Non sappiamo se e cosa abbia risposto Zafarana, ma è sicuro che effettuare lavori costosi su beni ottenuti tramite provvedimenti di sequestro che per loro stessa natura sono “provvisori” (in quanto soggetti a ricorsi da parte del legittimo proprietario) è una decisione sempre arrischiata per le casse pubbliche.

La prudenza di Franco

La vicenda del “Santa Rita” appare metaforica della gestione dell’agenzia da parte di Minenna, che prima di arrivare nell’ente di piazza Mastai ambiva a diventare presidente della Consob o – dice qualche dirigente dei Cinque stelle – persino ministro. I suoi rapporti con la politica restano ottimi, i suoi agganci spaziano dalla destra alla sinistra, da Massimo D’Alema a Conte, da Goffredo Bettini a (almeno fino a poco tempo fa) uomini della cerchia di Giancarlo Giorgetti, che però non lo vede più di buon occhio.
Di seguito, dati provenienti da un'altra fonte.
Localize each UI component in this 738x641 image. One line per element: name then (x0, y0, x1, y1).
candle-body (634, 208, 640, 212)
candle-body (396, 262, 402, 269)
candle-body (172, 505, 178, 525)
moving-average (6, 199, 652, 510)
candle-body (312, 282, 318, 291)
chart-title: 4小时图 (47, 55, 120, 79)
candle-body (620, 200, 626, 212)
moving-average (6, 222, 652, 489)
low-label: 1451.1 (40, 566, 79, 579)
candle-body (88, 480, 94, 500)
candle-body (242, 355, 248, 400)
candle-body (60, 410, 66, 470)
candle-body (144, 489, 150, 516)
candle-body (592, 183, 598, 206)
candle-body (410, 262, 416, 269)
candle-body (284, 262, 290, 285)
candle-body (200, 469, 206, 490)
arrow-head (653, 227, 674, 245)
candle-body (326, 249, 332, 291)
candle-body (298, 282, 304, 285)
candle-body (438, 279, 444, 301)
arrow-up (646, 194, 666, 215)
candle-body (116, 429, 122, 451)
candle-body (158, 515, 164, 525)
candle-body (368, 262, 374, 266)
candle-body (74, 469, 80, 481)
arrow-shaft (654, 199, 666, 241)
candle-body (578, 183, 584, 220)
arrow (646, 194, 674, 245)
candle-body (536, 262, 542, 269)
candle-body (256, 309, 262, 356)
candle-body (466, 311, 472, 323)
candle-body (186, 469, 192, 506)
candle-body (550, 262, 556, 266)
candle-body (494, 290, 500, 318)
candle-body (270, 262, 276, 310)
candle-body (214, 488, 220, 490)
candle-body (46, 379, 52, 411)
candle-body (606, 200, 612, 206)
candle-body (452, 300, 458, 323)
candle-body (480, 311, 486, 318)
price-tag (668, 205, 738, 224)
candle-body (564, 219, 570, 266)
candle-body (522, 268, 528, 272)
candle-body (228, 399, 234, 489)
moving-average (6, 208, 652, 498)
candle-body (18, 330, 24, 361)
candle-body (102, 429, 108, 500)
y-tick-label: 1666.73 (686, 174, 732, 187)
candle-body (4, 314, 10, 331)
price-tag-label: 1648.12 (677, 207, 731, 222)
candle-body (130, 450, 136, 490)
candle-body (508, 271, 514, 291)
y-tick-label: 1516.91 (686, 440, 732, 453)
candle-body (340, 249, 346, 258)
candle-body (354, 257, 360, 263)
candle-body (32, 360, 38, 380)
Una ragnatela di relazioni che forse ha frenato il ministro Franco dal prendere contromisure proprie di chi deve vigilare enti incardinati in via XX settembre. Anche qualche giorno fa, quando al Mef è arrivato un esposto del Codacons che chiedeva al ministero di fare luce sui viaggi di Minenna con la Bosco e sui motivi del licenziamento di Canali, la responsabile della prevenzione della corruzione di Franco ha preferito lavarsene le mani: in una mail inviata ai Monopoli e all’ufficio legale dell’associazione dei consumatori dice che «stante l’autonomia di cui l’agenzia è dotata, si trasmette l’unita corrispondenza per le valutazioni e gli eventuali seguiti di competenza».

Insomma, sarà Minenna a dover rispondere delle presunte negligenze. Chissà se ora dopo la mossa di piazzale Clodio, il Mef e palazzo Chigi accenderanno un faro sui presunti scandali di un ente statale gigantesco e cruciale, che gestisce un flusso di cassa di quasi un miliardo di euro e dove lavorano oltre 10mila tra dipendenti e funzionari.